The latest issue of Fortune magazine devotes nine pages to an article about fears that falling oil prices might signal that the North Dakota shale oil boom is nearing its end.

Roy Cordato reminds us that the falling gas prices that cause concerns for oil companies represent good news for everyone else.

Gasoline and other petroleum-based fuels are an input into every production process everywhere, some more than others. For example, agriculture — from planting and harvesting to feeding and maintaining livestock to transporting agricultural products, sometimes from one part of the country to the other or around the world — is fuel-intensive. The U.S. Department of Agriculture describes agricultural production as “sensitive to energy costs” and notes that “higher energy-related production costs … generally lower agricultural output, raise prices of agricultural products, and reduce farm income.”

The opposite is also true. Lower energy costs will result in greater output, higher farm income, and lower food prices. This is welcome news in an inflationary environment in which food prices have been increasing at more than twice the inflation rate in general.

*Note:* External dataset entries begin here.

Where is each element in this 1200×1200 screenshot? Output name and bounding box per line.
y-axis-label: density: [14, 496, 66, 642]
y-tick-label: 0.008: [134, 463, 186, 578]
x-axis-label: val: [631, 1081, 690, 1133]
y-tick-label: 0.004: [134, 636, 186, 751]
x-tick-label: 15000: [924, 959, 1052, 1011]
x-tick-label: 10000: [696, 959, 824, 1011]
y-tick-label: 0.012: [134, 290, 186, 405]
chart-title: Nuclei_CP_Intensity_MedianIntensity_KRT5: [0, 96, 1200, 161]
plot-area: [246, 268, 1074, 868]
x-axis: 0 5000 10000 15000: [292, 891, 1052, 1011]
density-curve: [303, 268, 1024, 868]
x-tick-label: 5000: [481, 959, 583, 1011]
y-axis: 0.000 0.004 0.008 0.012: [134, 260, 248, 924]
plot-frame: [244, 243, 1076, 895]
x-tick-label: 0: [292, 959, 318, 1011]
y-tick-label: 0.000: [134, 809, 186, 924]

This relationship between lower oil prices, increased productivity, and lower overall prices is not only true of agriculture but also of industries across the economy. These prices affect not only gasoline and energy purchases but also the cost of all petroleum-based products, many of them an integral part of production activities — plastics and chemicals immediately come to mind. The lower the costs of these inputs, the lower the costs of production across the board, the greater the increase in output and job growth, and the lower the prices for consumers.